SecAppDev 2024 - Authorization

This hands-on, interactive training will teach participants how their applications can benefit from external authorization and how they can implement this using Open Policy Agent (OPA), a modern solution to realize the PIP-PAP-PEP-PDP model and an accessible alternative to XACML-based solutions. OPA is application agnostic and allows writing policies as code in the Rego policy language. Through this policy engine, participants will learn how to manage access away from their applications, which will help them to address the current number one risk of the OWASP Top 10: Broken Access Control.

Learning goal: Participants will understand the benefits of externalizing authorization and will be able to do so in practice, while at the same time understanding the limitations of such an architecture.

Discover how to apply OAuth 2.0 in high-security scenarios, exploring its latest security enhancements.
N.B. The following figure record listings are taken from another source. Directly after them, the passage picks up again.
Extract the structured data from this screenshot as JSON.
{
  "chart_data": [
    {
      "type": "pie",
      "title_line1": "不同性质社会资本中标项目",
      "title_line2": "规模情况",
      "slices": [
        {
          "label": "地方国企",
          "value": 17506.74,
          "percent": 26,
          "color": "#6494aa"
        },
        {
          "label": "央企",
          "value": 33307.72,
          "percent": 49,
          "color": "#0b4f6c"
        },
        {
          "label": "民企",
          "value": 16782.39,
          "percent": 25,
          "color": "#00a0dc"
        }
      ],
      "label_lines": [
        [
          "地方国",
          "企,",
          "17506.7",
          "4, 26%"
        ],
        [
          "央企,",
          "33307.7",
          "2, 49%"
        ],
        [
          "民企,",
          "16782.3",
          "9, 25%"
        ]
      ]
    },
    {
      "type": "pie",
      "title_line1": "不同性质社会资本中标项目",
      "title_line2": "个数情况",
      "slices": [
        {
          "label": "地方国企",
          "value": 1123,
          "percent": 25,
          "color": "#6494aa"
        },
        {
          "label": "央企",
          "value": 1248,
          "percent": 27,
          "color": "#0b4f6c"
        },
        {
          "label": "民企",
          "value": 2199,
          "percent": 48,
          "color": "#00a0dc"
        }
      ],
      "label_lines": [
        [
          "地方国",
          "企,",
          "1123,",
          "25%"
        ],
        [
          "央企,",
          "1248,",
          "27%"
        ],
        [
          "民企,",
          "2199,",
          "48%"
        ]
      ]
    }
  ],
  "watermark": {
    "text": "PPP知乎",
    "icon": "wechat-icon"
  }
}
Learn about advanced features like Resource Indicators, JAR, PAR, and DPoP, gaining the knowledge to implement OAuth 2.0 securely.

Key takeaway: OAuth 2.0 offers various new security enhancements, including Resource Indicators, JAR, PAR, DPoP, designed for high-security environments

A deep dive into the workings of Macaroons, a novel authorization technique developed by Google. Learn the unique capabilities of this exciting new technology and how it is being deployed by multiple companies to secure the cloud.

Key takeaway: Learn when to use Macaroons vs other technologies for authentication tokens.